[FOM] A question for Recursion Theorists
sakharov at earthlink.net
Tue Sep 30 11:34:13 EDT 2003
Sorry for a late response. I awaited for more authoritative recursion theorists of the FOM community than me to elaborate on this topic. I am not a recursion theorist, but I am a big fan of this area of knowledge because of its negative results. Diagonalization is a basis for negative results in the recursion theory. In particular, it helps find undecidable sets.
Negative results are the most puristic math in a sense. In any other science, negative results are deemed of no or little value. Not so in math. The recursion theory, in my opinion, is a theory of negative results in the first place. Negative results are the most puristic because they are less materialistic than any others. These results make math stand out as a spiritial discipline in contrast to other sciences. I would say that the most remarkable math discoveries of the 20th century are negative results.
It is funny that my first reaction to the quoted sentence from Roger's monography was quite opposite. I noted this sentence while studying the course of the recursion theory taught by Anatol Slissenko at St Petersburg University in Russia. My reaction was like: "That is it!" When studying this subject, I had to go through numerous exercises in proofs of undecidability. You do these proofs either directly by using diagonalization or - most often - you reduce your problem to another problem that is known to be recursively undecidable. In the latter case, you basically recur to diagonalization.
Undecidabilty is important because it sets up a stage for the entire theory of computability. Before theories related to computability emerged, the naive default view was: every problem is decidable, but we may not be smart enough to figure it out how to construct a decision. Now we know that most problems are undecidable and actually the decidable ones are kind of less interesting and more trivial. The most of math theories are expected to be undecidable. Decidable theories like classical propositional logic present interest to complexity theorists only. The recursion theory studies undecidable sets. (I jumped to sets from problems, but it is legitimate due to Godel numbering.) Diagonalization is a way to administer the first test of undecidability.
Speaking of proof methods in recursion theory in general, they are no different than those in the rest of math. It is the bottom layer that is based on diagonalization. Once we get through the bottom layer, a usual mathematical cuisine starts, and proof methods in the recursion theory reached beyond diagonalization even before sixties of the last century.
From: steve newberry <stevnewb at ix.netcom.com>
Sent: Sep 18, 2003 9:25 PM
To: Foundations Of Mathematics <fom at cs.nyu.edu>
Subject: [FOM] A question for Recursion Theorists
I begin by freely confessing that I am SADLY deficient in my study of
Recursion Theory, and am now trying to make up for it by plodding through
Hartley Roger's great monograph, THEORY OF RECURSIVE FUNCTIONS AND EFFECTIVE
COMPUTABILITY. The book is copyright 1967, and most of the foundation work
was done in the thirties and forties. Presumably, there have been a lot of
new theorems, methods, and proof techniques developed in the interim.
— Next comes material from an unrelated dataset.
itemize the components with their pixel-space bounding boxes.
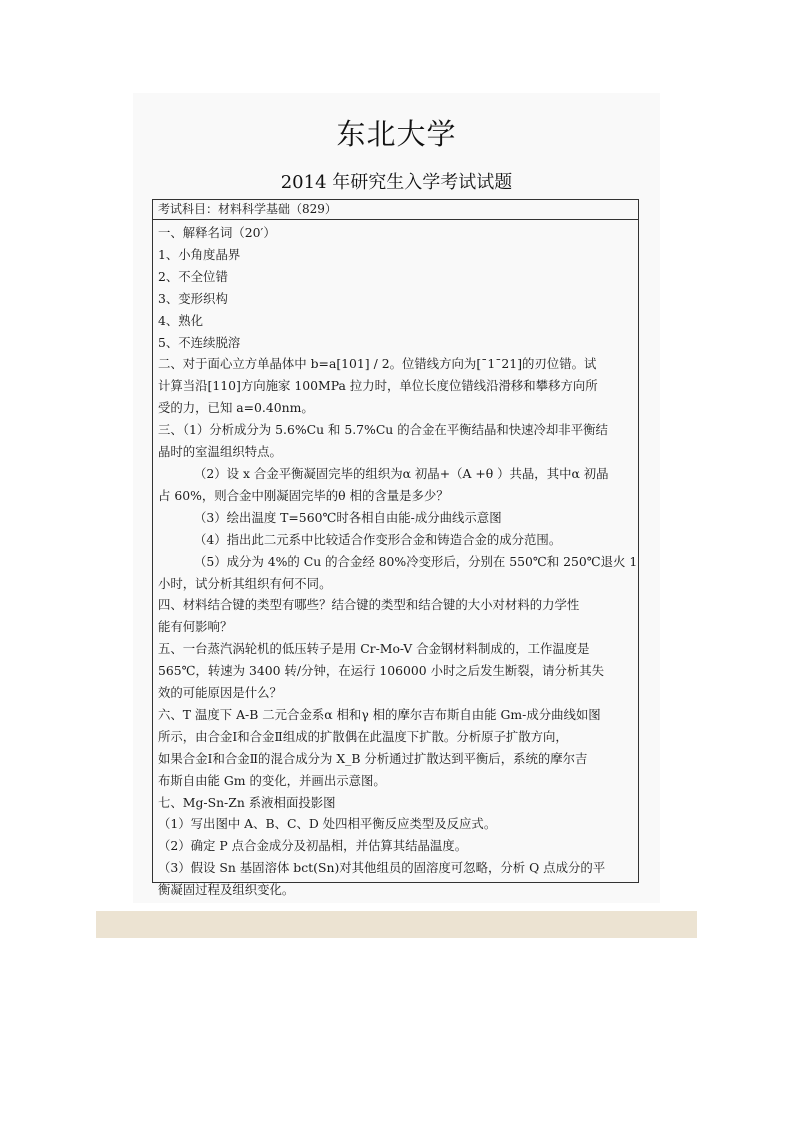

On p. 31, Rogers states, "It is not inaccurate to say that our theory is, in
large part, a 'theory of diagonalization'."
Does anyone know WHY this is so? Are there no other ways to prove the
Are none of the theorems capable of proof within the methods of Proof Theory?
Or the methods collected under the rubric of "Predicativity"? Or ANYTHING other
than the deadly repetition of one or another versions of the "Diagonal Proof"?
Or is it the case that no one feels that answers of such questions have any
relevance to Foundations?
I'm NOT trying to be wise guy, I really want to know.